Furloughs could become a way of life.
The problem with sequestration is that it treats all functions of government equally, though some items, such as Social Security, Medicaid and veterans’ benefits, are exempted. Congressional leaders in both parties figured this solution was so stupid that it would force a smarter deal.
One of those leaders was U.S. Sen. Patty Murray, chairwoman of the U.S. Senate Budget Committee, who is now urging Republicans to come to the table to consider targeted spending cuts, along with ending some tax exemptions on corporations and the wealthy. We don’t expect Republicans to agree to the deal, but they should agree to talk.

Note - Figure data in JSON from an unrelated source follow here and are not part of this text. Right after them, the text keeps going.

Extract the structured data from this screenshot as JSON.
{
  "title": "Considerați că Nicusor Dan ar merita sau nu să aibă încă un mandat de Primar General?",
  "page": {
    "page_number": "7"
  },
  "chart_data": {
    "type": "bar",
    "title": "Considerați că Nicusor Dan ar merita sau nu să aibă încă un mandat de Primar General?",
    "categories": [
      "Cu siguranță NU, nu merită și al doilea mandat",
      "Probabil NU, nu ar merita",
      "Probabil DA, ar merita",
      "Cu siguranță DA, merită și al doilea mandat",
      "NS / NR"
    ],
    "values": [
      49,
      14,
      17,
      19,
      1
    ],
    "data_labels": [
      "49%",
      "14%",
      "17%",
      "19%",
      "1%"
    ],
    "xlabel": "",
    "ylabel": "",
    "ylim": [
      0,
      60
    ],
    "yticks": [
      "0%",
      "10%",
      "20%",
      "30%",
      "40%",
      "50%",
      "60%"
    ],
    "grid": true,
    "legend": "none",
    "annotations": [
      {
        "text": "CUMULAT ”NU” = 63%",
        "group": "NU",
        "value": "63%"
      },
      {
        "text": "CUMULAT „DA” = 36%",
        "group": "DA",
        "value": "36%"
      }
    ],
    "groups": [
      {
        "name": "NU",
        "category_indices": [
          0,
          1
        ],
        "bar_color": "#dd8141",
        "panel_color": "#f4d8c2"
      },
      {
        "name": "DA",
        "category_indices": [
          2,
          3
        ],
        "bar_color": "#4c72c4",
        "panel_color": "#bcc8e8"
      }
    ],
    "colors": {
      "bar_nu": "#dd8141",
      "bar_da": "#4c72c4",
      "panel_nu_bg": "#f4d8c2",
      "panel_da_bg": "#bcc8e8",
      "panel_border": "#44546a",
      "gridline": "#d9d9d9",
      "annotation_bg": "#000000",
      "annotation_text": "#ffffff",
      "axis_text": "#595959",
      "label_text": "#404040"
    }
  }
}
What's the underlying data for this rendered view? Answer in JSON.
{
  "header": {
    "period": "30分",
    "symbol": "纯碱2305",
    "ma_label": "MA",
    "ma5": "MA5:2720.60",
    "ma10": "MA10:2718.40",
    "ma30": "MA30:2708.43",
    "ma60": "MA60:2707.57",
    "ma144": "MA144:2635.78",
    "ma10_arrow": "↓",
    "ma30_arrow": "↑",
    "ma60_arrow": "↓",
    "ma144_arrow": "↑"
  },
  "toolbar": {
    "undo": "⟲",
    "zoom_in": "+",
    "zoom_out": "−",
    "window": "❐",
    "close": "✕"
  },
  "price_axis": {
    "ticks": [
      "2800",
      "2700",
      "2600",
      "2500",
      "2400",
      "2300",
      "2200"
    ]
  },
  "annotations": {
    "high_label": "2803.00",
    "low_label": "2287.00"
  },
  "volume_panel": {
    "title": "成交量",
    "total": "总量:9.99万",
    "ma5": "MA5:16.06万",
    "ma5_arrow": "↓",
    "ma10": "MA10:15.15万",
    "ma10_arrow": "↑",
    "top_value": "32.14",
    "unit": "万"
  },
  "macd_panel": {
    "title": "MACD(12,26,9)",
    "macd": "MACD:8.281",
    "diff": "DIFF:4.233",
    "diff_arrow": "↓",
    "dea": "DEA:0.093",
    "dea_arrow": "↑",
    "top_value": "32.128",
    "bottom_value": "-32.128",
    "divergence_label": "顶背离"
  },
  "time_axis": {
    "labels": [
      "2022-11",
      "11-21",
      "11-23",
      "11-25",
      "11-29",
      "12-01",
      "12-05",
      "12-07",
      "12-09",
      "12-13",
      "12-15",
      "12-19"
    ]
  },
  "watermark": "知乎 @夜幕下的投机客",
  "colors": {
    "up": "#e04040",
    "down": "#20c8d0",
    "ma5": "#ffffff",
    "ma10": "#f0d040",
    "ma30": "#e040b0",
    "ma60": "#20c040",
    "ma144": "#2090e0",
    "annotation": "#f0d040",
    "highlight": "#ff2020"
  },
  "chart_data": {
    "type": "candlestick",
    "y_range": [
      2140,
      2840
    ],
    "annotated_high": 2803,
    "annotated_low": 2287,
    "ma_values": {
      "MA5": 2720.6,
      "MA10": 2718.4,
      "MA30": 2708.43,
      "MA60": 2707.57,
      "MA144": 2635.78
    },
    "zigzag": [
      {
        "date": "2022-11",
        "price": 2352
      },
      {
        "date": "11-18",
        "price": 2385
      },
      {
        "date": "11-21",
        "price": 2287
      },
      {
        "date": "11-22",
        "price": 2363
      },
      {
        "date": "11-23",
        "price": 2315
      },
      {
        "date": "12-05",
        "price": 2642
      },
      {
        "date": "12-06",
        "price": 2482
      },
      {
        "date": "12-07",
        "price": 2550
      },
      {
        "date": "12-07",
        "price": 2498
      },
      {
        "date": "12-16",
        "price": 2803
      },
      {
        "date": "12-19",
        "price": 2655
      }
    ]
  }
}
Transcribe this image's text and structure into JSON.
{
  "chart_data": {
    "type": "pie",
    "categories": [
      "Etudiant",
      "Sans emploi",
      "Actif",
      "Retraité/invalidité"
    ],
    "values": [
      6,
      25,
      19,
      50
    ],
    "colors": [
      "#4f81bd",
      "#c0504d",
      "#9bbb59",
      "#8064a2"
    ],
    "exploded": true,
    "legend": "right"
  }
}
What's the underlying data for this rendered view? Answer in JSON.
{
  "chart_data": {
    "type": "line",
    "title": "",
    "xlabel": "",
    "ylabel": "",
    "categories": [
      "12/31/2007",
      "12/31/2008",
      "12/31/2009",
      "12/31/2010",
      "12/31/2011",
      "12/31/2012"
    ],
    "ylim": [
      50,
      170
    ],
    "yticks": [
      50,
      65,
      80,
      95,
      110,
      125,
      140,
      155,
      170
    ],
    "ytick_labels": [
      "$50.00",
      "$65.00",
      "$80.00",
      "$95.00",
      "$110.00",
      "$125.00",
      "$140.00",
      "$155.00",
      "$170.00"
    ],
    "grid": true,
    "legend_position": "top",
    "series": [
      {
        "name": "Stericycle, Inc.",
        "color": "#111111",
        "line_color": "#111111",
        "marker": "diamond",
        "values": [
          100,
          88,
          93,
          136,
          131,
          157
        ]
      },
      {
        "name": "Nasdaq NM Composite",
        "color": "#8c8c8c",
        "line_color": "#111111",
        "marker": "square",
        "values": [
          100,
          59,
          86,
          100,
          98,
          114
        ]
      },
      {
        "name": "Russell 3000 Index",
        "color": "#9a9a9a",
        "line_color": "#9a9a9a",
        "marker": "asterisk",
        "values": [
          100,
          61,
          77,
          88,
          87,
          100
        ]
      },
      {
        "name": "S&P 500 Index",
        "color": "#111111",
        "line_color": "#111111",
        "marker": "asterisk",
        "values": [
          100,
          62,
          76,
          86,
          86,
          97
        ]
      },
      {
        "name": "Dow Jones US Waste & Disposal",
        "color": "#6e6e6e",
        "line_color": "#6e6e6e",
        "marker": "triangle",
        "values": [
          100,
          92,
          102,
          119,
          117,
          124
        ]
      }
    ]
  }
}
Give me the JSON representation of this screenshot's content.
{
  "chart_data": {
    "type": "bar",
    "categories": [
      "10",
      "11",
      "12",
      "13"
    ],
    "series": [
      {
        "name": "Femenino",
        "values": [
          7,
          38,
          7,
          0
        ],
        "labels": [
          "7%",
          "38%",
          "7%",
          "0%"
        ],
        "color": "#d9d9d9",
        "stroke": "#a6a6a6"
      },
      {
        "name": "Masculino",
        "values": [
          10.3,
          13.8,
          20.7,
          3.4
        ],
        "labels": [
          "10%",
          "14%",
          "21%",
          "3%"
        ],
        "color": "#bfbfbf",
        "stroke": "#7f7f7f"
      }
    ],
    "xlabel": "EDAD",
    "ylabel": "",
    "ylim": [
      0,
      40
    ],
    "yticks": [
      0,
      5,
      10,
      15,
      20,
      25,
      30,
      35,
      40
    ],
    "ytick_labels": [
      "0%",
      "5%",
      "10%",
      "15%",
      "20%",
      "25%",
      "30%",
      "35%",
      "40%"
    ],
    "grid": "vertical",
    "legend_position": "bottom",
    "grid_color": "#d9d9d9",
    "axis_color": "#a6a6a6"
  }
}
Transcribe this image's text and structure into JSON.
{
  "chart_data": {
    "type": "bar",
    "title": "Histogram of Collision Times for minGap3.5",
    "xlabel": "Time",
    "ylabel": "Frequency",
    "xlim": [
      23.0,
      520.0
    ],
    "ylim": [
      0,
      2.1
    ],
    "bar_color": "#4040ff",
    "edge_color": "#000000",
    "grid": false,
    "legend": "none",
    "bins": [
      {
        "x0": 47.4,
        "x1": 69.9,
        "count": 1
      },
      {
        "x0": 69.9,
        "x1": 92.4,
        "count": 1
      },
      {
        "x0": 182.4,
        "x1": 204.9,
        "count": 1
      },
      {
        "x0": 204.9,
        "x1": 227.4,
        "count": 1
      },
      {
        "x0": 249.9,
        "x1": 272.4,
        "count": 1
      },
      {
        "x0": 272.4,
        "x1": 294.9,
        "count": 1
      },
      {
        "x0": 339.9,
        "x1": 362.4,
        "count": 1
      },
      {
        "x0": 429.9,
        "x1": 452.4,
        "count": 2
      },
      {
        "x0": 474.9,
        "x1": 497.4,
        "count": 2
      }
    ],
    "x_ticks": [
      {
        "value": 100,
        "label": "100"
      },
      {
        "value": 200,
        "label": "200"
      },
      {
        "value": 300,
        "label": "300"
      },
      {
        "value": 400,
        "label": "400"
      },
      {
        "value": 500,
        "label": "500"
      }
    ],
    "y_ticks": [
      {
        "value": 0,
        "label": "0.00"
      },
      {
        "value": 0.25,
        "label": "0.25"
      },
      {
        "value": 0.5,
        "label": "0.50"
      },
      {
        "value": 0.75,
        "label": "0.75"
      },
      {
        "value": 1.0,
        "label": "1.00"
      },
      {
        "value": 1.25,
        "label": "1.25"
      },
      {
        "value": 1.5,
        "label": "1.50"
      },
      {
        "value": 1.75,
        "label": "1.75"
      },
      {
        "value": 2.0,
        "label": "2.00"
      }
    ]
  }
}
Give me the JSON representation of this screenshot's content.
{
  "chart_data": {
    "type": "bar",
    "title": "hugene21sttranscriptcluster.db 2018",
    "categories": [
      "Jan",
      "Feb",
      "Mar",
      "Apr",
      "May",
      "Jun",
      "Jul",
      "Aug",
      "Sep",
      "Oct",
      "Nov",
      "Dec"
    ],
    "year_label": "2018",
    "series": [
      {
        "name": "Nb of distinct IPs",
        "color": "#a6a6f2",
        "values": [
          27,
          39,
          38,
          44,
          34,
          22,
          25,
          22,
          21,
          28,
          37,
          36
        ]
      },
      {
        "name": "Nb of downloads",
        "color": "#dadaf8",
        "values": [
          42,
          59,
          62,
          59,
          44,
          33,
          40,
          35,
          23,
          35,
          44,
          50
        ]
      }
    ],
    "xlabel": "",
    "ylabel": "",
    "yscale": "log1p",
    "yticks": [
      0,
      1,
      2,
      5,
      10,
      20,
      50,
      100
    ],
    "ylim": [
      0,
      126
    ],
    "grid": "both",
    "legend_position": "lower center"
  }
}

Back in March, the Government Accountability Office released a report highlighting government practices that waste billions of dollars. We’d rather Congress cut or consolidate some of the 44 job-training programs, 80 transportation programs for the poor and disabled and 82 programs to promote teacher quality, rather than reduce childhood vaccinations, slow the Hanford cleanup and impede critical defense missions, such as the one performed at Fairchild.
Sequestration ensures that some government waste will survive, while meaningful functions are crippled. Congress must end this war on common sense.